Arkansas in tough fight for research facility

By Aaron Sadler

Arkansas News Bureau

LITTLE ROCK - Arkansas faces strong competition and a political fight in its effort to land a $450 million federal research facility, the man leading a campaign to bring the project to Jefferson County said Tuesday.

Art Norris told directors of the Arkansas Biosciences Institute that the state's bid for the facility was one of 29 presented to the U.S. Department of Homeland

Security last month.

Norris is working with a Pine Bluff economic development group to attract the proposed National Bio- and Agro-Defense Facility to southeast Arkansas.

Researchers at the facility will study foreign animal diseases and diseases, like bird flu, that could be transferred to humans.

The 500,000-square-foot facility is expected to employ at least 250 people.

Norris said the state should know by the fall whether it is a finalist for the facility, which he said would be constructed on Pine Bluff Arsenal property. It would be adjacent to the National Center for Toxicological Research.

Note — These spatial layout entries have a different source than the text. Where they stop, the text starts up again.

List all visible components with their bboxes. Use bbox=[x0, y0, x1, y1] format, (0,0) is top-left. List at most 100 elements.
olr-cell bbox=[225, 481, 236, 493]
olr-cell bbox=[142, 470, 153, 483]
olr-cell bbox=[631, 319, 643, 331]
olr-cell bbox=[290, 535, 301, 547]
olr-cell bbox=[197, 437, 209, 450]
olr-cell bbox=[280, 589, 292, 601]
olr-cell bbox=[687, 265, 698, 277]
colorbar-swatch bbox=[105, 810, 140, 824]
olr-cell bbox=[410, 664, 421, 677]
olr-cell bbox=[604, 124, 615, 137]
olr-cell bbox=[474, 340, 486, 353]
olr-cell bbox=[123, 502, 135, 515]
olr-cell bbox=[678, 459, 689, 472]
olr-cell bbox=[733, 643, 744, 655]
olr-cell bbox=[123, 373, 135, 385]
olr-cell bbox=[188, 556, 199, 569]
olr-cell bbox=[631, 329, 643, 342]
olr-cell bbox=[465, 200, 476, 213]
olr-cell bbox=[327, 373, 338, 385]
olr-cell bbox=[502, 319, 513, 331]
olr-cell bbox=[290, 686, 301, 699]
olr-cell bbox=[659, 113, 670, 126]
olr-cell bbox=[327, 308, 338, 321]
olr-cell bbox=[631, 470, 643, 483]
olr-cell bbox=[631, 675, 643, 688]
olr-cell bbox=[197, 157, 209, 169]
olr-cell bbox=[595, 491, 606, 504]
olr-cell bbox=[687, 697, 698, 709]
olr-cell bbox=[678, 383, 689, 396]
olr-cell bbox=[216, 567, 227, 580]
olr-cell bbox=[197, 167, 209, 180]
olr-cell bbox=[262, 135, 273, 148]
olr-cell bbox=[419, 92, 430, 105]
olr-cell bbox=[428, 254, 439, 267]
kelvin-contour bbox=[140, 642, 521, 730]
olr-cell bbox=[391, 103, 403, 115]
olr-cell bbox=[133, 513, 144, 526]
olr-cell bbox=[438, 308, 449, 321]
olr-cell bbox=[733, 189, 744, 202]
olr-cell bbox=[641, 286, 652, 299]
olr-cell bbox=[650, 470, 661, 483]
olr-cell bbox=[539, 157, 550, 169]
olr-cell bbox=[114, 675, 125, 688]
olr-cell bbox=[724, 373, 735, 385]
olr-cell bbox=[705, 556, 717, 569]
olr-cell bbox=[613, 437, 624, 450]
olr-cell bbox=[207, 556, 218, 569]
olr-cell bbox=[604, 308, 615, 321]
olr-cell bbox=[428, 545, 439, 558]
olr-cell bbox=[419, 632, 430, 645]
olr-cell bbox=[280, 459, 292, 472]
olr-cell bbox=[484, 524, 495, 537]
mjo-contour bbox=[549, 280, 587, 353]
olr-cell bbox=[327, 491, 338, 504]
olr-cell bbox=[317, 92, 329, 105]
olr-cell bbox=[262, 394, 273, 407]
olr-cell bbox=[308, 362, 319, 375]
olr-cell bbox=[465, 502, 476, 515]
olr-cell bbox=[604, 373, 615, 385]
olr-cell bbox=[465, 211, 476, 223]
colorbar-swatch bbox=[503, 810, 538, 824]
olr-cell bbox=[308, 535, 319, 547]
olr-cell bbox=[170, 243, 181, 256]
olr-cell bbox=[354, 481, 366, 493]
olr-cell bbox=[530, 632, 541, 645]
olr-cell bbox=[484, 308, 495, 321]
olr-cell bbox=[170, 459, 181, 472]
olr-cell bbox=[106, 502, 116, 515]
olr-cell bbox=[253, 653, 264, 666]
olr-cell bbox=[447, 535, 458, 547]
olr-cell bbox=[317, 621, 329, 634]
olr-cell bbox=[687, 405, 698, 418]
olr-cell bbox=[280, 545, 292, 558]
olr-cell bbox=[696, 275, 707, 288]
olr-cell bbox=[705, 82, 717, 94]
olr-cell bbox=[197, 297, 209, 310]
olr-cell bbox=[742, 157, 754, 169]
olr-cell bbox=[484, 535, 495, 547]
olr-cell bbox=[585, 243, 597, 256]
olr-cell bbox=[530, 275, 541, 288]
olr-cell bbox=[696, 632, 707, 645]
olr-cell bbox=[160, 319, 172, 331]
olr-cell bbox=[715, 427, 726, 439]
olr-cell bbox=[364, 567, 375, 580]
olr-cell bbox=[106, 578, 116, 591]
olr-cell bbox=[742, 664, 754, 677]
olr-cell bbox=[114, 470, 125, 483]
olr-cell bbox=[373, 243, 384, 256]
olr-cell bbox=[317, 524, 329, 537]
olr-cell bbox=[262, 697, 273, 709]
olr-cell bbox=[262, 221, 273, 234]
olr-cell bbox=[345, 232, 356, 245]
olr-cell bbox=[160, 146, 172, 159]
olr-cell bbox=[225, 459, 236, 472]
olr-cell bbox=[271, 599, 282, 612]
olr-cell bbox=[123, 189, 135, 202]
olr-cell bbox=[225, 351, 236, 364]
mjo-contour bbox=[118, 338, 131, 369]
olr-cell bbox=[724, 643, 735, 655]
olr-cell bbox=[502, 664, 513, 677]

Norris, a former deputy director of NCTR, said the security of the arsenal and the concentration of research components at NCTR make location of the facility in southeast Arkansas ideal.

Earlier this month, specialty magazine The Scientist identified a California university consortium, a three-university group in North Carolina's research triangle, Kansas State University, Texas A&M and Iowa State University as groups with the best chance of getting the facility. All are near agricultural lab complexes.

Texas A&M is already the site of the National Center for Foreign Animal and

Zoonotic Disease Defense.

Arkansas' proposal is backed by the organizations that make up the biosciences institute, elected officials and the Louisiana State University veterinary program.

Norris said the federal government required a college of veterinary medicine to be involved in every proposal.

The Arkansas Biosciences Institute includes scientists from the University of

Arkansas and its medical school, Arkansas State University and Arkansas

Children's Hospital. The institute directs the research component of the state's proceeds from its settlement with tobacco companies.

Norris asked institute directors to lobby Arkansas' congressional delegation and local and state leaders for the facility.

"Who knows what level of politics will be involved in this?" he said. "This is a huge effort, so you can expect some level of political influence."

He said the congressional delegation and Gov. Mike Huckabee have written letters to the Department of Homeland Security in support of the Jefferson

County site.

Attorney General Mike Beebe and former Homeland Security undersecretary Asa

Hutchinson signed letters of support also, Norris said.

Beebe, a Democrat, and Hutchinson, a Republican, are the major party candidates for governor.

Hutchinson said he offered the Arkansas consortium the benefit of his Homeland

Security experience in helping them through the first step of vying for the facility.

However, Hutchinson said he doubted the department's location decision will be tied to politics.

"These decisions are made on their merits," Hutchinson said Tuesday.

"Whenever you're looking at the defense of our country and homeland security issues, politics is diminished substantially."

The facility is likely a replacement for the Plum Island Animal Disease Center in

New York.

Plum Island, once a Department of Agriculture facility, was transferred to the

Department of Homeland Security after the Sept. 11, 2001, terrorist attacks.

Government officials said Plum Island is too old and too small to properly research diseases and combat bioterrorism.

Regardless of whether Arkansas is awarded the project, UA Vice President for

Agriculture Milo Shult said the effort highlights how science can be utilized for economic development purposes.

According to The Scientist, a University of Georgia study indicated that the facility would have an economic impact of between $3.5 billion and $6 billion over 20 years. Salaries over two decades would reach $2.5 billion, the report stated.